Uber mining investor Rob McEwen Monday rode to the rescue of financially strapped junior miner Minera Andes, (TSX: MAI) Monday despite a Hochschild Mining offer to also get control of its joint venture partner in the San Jose Project.
Goldcorp founder McEwen--who originally invested in Minera Andes at the same time he was heavily promoting the future of U.S. Gold on the Battle Mountain-Eureka Trend in Nevada-appears to be getting serious about Minera's San Jose silver and gold joint venture with Hochschild Mining, which is the 51% owner and operator of the Argentina mine.
Minera Andes announced Monday that the company had entered into a letter of agreement with McEwen, who has agreed to make a Cdn$40 million private placement in the Spokane, Washington-based junior miner/explorer. McEwen's offer will give Minera the US$11.3 million it needs immediately to cover a cash call imposed by Hochschild in respect of Minera's 49% interest in the San Jose project.
Another US$17.5 million will be applied to repay Minera Andes' debt to Macquarie Bank Limited. The remainder of McEwen's investment will be used for general corporate purposes and exploration, Minera said.
McEwen, who now owns 24.3% of Minera Andes, would exercise control of 53.7% of the junior miner under the agreement.
However, Hochschild had already made its own bid on 6th February to acquire Minera Andes 49% ownership interest in San Jose for a cash consideration of up to US$70 million or Cdn45-cents per MAI share - and made a public announcement to this effect late Monday. Hochschild also made an offer to acquire all of Minera Andes for 0.22 shares of Hochschild for each share of MAI held, implying a value of US$0.50 for each MAI share.
In addition, Hochschild offered to give Minera Andes an extra 10 days to repay its cash call to Hochschild, which is due on February 17th, as well as offering short-term bridge financing to Minera Santa Cruz, another Hochschild/Minera joint venture.
Minera Andes has applied to the Toronto Stock Exchange for an exemption from security holder approval requirements. The members of the Special Committee of the Corporation's Board of Directors, Allan Marter, Donald Quick and Victor Lazarovici have concluded that the corporation is in serious financial difficulty as a result of the cash call of the San Jose Project and the outstanding indebtedness, the private placement is intended to improve the corporation's financial situation, and the private placement is reasonable for the corporation under the circumstances.

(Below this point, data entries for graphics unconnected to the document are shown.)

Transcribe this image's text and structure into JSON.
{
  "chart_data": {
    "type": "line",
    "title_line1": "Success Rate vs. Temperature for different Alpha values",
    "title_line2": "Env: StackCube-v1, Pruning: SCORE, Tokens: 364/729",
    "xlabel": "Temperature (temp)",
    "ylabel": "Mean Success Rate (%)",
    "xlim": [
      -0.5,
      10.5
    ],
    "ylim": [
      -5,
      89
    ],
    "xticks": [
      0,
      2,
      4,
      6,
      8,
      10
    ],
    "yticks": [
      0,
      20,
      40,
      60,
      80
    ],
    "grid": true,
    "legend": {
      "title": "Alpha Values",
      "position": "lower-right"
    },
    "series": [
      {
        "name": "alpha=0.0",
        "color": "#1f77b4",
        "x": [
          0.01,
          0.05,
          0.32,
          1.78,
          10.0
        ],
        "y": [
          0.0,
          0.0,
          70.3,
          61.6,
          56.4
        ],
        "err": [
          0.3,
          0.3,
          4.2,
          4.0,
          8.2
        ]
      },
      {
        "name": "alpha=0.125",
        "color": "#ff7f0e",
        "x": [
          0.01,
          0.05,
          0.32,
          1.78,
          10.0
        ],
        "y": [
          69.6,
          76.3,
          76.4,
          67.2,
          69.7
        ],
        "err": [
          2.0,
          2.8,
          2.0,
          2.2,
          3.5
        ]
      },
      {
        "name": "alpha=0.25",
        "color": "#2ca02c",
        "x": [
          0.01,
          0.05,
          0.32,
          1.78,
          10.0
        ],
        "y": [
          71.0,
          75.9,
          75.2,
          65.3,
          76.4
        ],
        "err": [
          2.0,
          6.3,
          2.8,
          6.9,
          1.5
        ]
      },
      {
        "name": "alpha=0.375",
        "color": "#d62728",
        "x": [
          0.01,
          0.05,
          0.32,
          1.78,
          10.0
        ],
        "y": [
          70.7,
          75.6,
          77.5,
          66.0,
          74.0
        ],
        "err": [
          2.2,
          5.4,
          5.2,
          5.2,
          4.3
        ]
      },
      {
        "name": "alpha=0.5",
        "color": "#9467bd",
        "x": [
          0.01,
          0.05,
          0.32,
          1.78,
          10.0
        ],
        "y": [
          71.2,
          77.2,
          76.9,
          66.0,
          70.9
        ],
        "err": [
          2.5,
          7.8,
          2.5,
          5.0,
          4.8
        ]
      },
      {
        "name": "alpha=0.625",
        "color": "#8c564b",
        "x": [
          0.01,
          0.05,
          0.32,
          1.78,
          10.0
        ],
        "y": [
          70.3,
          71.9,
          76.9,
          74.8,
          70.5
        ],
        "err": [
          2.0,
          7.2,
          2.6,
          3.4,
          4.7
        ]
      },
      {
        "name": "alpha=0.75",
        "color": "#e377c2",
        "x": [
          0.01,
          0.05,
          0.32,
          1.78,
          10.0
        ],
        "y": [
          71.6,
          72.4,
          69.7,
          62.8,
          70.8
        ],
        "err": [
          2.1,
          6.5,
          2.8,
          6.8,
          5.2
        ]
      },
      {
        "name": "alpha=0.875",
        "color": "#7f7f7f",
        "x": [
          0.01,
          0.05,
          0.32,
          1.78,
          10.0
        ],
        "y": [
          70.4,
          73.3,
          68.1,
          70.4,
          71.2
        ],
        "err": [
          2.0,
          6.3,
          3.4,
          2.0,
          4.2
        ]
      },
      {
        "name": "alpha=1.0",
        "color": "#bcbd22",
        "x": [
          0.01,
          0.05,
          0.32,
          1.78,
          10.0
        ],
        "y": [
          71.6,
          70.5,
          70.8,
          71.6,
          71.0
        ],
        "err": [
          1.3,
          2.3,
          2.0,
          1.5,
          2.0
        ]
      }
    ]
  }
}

The TSX has advised the company that it is subject to a de-listing review as a result of relying on the hardship exemption. The corporation believes that, upon completion of the private placement, it will be in compliance with all of the TSX listing requirements, Minera said.
In addition to its San Jose JV, Minera announced last week that a preliminary assessment of the Los Azules copper project, also in the San Juan Province of Argentina, could produce 170,000 tonnes annually of copper concentrate for 23.6 years. Annual by-product production is estimated to average 38,000 ounces of gold and 1.26 million ounces of silver.
The project is in a remote location near Argentina's border with Chile.